Dicle ATILMIŞ

Dicle ATILMIŞ

Dicle Atılmış

VE YALNIZLIK

Geçtiğimiz haftalarda meydana gelen felaket büyüklüğünde trafik kazaları, ara ara haberini aldığımız depremler, seller, bitmeyen kavgalar çatışmalar... Bu felaketlerden etkilenen hayatlar, aileler…

Dün, 1 Eylül Dünya Barış Günü’ydü. Verdiğimiz mesajlar hepimizin istediği, düşlediği gibiydi. Eşitlik, özgürlük, adalet... Irk, dil, din, cinsiyet, fiziksel özellik, mevki, makam demeden akıl ile vicdan köprüsünde kendin için arzu ettiğin neyse insanlık için de dilemekti. İnsanı, doğayı, hayvanı sevmekti.

 

 Yine dün Mahzuni Şerif eseri isteyen bir dinleyicim “Yeterince çok acı çekmediyseniz Mahzuni’yi anlayamazsınız” dedi. İnanın bu güzel dünya umudu ile acı kelimesi arasında öyle derin kavram karmaşaları yaşadım ki, belki her dakika hepimizin yaşadığı gelgitlerdi, bilemiyorum.
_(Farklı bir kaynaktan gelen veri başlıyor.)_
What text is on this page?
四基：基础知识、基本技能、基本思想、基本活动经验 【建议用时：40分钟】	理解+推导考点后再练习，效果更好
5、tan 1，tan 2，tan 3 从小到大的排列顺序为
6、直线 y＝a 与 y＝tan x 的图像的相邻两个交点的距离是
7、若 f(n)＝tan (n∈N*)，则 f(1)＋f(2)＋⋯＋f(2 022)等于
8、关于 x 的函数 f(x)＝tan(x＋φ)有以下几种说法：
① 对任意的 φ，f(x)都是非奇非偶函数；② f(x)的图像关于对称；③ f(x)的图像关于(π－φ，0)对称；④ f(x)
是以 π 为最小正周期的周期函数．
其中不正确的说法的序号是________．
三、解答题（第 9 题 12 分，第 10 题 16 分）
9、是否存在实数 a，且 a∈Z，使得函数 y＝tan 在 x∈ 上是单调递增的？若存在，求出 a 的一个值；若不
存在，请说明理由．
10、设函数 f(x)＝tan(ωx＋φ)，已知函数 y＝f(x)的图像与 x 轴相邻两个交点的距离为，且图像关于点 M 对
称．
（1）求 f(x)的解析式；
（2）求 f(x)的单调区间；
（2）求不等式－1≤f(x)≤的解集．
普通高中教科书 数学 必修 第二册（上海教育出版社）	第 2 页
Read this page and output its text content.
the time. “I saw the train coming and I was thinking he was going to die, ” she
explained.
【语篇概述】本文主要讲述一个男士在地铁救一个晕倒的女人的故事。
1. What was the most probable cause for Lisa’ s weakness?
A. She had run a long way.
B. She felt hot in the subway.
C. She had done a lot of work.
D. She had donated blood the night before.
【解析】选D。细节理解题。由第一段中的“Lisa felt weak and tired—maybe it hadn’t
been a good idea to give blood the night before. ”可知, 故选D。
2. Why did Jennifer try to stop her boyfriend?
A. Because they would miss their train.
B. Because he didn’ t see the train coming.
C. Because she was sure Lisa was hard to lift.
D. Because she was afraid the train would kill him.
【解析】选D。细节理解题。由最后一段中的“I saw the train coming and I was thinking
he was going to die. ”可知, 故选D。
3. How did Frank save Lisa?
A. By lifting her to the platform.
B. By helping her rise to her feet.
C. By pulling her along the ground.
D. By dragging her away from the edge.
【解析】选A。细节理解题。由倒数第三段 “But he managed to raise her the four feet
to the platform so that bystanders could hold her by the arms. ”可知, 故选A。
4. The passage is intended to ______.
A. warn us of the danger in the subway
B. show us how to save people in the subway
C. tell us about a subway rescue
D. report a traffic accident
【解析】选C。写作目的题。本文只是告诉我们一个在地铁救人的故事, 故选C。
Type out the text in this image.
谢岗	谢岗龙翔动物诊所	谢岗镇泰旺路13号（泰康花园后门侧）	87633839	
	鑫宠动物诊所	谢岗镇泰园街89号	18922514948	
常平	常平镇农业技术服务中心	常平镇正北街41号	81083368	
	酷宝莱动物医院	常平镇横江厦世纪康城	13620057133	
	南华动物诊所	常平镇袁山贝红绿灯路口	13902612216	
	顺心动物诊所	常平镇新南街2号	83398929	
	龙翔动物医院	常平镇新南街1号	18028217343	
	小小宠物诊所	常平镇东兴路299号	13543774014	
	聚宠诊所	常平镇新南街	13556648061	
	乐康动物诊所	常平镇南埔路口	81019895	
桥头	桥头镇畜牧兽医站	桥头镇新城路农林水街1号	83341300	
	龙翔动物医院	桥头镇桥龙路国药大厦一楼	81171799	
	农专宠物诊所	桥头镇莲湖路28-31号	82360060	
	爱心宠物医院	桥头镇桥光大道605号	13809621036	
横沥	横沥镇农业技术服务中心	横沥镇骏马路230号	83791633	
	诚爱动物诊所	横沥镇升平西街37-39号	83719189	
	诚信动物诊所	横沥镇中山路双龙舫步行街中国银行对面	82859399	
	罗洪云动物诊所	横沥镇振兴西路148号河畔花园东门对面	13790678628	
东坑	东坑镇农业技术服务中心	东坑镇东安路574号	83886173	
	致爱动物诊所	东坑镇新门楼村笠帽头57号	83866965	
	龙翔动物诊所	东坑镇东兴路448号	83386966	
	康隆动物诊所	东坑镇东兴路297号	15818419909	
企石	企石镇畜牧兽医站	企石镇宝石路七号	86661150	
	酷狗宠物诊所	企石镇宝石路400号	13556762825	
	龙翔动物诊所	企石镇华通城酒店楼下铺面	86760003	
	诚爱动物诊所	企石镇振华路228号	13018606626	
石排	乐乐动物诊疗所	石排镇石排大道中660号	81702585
Bildiğim şey, bu duygular bizi birer sınırda kişilik bozukluğu olma hastalığına getirdi. Bundan mıdır bilinmez sosyal medyada sözüm ona medyatik veya paralı gibi görünmeye çalışan soytarı kimliklere büründük. İçerik sahibi trajik komedisine, izleyicisi manasız gülmelere bağımlı oldu. Bu düşüncelere kapılınca Bana Bir Şeyhler Oluyor’un yalnızlık tiradında geçen şiirin sözleri geliyor aklıma;

 

 

Ya ben hep duvara konuştum

ya da duvar değil konuştuğum.

İçinde insanlar var.

Nedense beni anlasın istedim içinde insan olan duvarlar.

Bilmiyorum.

Belki de ben gerçekten delirdim.

Onlar haklılar belki de

içinde değil duvarların insanlar.

Sadece arasındalar."

 

Bilgi kendi meditasyonunu yapabilme yolunu açıyor. Işık oluyor. ‘’Çok bilme aklını kaçırırsın.’’ laflarını eden büyüklerime bu nasihatı dinleyen çok olduğu için bugün bu haldeyiz demek istiyorum. Zorlayın kendinizi, zorlanın. Birlik içinde ter akıtarak daha eğitimli, daha eşit, daha uygar olmalıyız. 100 yıl öncenin istikrar ve kararlılığıyla Zafer bizimdir diyebilmek için, bu yozlaşmış sisteme, bu çitler çeken ben merkezli rejimlere, bu dünyanın tamamının varlığına sahip olan 8-10 kişilik multi milyarder para babalarına…

 

 Kızıyorum evet yıllardır mücadele ederek, çok çalışıp gereken değeri görmediğimiz her gün kafese konmuş farelerin koşu toplarında bir yere gidemeden koşturulmasına kızıyorum, yine de çalışıyorum. Bu makus talihe küsüp inzivaya çekilenlere kızıyorum. Öğrendiklerini saklayan, bildiklerini söylemeyenlere kızıyorum. Yapmak için yapanlara kızıyorum. Bana dokunmayan yılan bin yaşasıncılara kızıyorum.

 

İnsan olduğumuzu hatırlatan Bana Bir Şeyhler Oluyor’un yalnızlık tiradında geçen şiirin sözlerinden bir söz daha;

Yaşamak dedi. Tek marifetiniz, biraz özen gösteriniz. Zulüm kimse zalimlik yapmayınca biter, mazlumlar dahil dedi.